The easiest way to install the connector is to use the `install-gcs-connector` script provided by the Broad Institute:
```commandline
curl -sSL https://broad.io/install-gcs-connector | python3 - --auth-type UNAUTHENTICATED
```

### Copy and Open the Notebooks

1. Copy the notebooks to a directory of your choice:
   ```commandline
   copy-gnomad-toolbox-notebooks /path/to/your/notebooks
   ```
   > If the specified directory already exists, you will need to provide a different path, or if you want to overwrite
   > the existing directory, you will need to add the `--overwrite` flag:
   >   ```commandline
   >   copy-gnomad-toolbox-notebooks /path/to/your/notebooks --overwrite
   >   ```

2. Start Jupyter with gnomad-toolbox specific configurations:
   - For Jupyter Notebook:
     ```commandline
     gnomad-toolbox-jupyter notebook
     ```
   - For Jupyter Lab:
     ```commandline
     gnomad-toolbox-jupyter lab
     ```

   > These commands will start a Jupyter notebook/lab server and open a new tab in your default web browser. The
   > notebook directory containing the example notebooks will be displayed.

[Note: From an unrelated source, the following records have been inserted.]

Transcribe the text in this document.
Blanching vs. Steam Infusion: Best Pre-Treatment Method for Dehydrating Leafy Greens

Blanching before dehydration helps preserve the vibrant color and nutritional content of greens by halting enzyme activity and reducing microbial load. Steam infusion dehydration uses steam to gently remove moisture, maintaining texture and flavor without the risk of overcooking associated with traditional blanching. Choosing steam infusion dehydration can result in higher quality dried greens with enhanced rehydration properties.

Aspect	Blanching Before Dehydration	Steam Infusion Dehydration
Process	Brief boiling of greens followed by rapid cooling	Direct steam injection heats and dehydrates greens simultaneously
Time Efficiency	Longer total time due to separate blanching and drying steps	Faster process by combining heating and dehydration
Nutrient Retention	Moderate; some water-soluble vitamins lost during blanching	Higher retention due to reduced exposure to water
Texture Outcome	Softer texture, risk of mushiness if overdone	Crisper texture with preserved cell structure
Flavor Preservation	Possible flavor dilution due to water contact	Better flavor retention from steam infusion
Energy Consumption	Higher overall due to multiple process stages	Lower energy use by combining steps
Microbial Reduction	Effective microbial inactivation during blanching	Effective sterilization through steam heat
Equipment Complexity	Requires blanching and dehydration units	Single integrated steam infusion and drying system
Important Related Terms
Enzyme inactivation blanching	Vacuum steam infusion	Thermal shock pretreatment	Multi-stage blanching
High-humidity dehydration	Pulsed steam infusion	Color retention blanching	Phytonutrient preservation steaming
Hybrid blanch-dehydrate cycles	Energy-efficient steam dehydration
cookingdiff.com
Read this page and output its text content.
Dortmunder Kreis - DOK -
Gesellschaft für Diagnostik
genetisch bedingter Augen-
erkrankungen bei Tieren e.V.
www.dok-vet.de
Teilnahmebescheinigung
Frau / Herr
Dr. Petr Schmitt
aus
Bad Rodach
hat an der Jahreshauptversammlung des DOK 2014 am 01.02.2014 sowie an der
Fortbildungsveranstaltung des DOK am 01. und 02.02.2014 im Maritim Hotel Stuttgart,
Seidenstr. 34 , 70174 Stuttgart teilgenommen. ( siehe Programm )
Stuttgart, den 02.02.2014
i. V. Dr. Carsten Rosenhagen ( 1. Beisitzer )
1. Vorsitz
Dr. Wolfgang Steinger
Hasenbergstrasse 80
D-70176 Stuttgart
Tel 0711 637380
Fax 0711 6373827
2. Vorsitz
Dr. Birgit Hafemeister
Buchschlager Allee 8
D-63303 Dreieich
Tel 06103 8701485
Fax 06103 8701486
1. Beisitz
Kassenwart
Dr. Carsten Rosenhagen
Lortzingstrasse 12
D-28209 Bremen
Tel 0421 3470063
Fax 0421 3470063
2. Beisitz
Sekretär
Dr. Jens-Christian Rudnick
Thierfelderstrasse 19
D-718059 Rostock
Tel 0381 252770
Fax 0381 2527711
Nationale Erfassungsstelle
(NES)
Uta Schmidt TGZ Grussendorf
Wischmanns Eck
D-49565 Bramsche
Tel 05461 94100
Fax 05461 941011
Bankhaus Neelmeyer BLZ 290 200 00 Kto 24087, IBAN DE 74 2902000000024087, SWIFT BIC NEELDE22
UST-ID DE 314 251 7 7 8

3. Open the `explore_release_data.ipynb` notebook to learn how to load gnomAD release data:
   - Run all cells by clicking on the >> button in the toolbar (shown in the image below) or by selecting "Run All"
   - from the "Cell" menu.
      ![jupyter notebook -- run all cells](images/jupyter_run_all.png)

4. Explore the other notebooks described above.

5. Try adding your own queries to the notebooks to explore the data further.
   > **WARNING:** Avoid running queries on the full dataset as it may take a long time.

---

## Resources

### gnomAD:
- [gnomAD Toolbox Documentation](https://broadinstitute.github.io/gnomad-toolbox/)
- [gnomAD Browser](https://gnomad.broadinstitute.org/)
- [gnomAD Download Page](https://gnomad.broadinstitute.org/downloads)
- [gnomAD Forum](https://discuss.gnomad.broadinstitute.org)

### Hail:
- [Hail Documentation](https://hail.is/docs/0.2/index.html)
- [Hail Discussion Forum](https://discuss.hail.is/)
- [Hail Zulip Chat](https://hail.zulipchat.com/)

---

## Contributing

We welcome contributions to the gnomAD Toolbox! See the [CONTRIBUTING.md](CONTRIBUTING.md) file for more information.

---

## License

This project is licensed under the BSD 3-Clause License. See the [LICENSE](LICENSE) file for details.